In article <address@hidden>,
address@hidden wrote:
>To this end I've written a script which checks in as much or as little
>of /etc's text files as you want.  And now I've found that CVS is
>getting in the way, by wiping the group and file and directory
>permissions of the files being added.  (It doesn't change the
>permissions of the files you add - but the permissions etc. in the
>archive seem to owe more to your umask than to the file.  So, for
>example, /etc/passwd would be readable by everybody, or /etc/profile
>might not be readable by anyone except root.)

This kind of problem is a symptom of confusing the working copy of
the artifacts in CVS for the deployed objects based on those artifacts
which are actually released into to production use.

CVS is not a build system for constructing the contents of your
UNIX system's /etc directory, nor any other software structure.

It's a version control system with which you can manage some *alternate
representation* of the artifacts in /etc, based purely on text files.
Or of any other type of software you wish.

That alternate representation should be capable of generating,
or undergoing generation to, a production /etc directory.

To that end, the versioned representation can contain auxiliary materials:
not only text files that appear under /etc/ but also a script which moves
files into place and sets up permissions.
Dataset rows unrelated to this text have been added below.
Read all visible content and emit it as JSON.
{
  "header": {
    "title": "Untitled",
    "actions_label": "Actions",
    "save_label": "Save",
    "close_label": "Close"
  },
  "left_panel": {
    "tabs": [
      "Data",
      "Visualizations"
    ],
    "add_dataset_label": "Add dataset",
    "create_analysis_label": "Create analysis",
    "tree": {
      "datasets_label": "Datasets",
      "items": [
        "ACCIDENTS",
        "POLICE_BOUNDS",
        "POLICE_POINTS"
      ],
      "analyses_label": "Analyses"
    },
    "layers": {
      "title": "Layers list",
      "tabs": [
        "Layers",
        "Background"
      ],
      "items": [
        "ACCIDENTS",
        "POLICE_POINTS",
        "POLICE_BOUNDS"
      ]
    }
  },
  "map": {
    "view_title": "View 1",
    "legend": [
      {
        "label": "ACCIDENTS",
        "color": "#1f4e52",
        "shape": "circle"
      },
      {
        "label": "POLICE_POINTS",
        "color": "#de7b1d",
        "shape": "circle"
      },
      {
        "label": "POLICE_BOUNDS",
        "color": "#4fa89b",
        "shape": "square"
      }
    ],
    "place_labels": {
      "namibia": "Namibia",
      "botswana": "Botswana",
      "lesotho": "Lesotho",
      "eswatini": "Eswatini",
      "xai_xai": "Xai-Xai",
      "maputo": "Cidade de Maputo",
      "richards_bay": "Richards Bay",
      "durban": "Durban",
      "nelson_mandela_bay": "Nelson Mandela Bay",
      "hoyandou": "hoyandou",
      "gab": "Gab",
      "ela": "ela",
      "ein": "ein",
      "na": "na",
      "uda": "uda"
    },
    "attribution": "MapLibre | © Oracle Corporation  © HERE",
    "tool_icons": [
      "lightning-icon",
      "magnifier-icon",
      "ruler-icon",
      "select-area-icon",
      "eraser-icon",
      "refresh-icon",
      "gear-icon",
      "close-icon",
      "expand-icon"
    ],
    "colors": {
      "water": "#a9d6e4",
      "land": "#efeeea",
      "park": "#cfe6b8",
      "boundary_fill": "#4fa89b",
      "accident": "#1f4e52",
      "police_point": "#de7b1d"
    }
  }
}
This separation of representations gives you more control and freedom.
You can control file permissions as versioned artifacts, since they
are recorded as permission-setting commands in a script that is
itself versioned.  You can control file locations as versioned artifacts,
since they are recorded as copying commands in a script. You can write
programs which generate files instead of writing the files themselves,
or use macro processing to generate files.

So you see, it's a fundamental misconception that the conventional
metadata on the CVS version files is actually part of the versioned
content. The ownership and permission of a ,v file in the repository,
or of a checked out copy, are completely irrelevant. If you want
something to be versioned, you have to capture it in a file
representation, and make sure that file is versioned under CVS.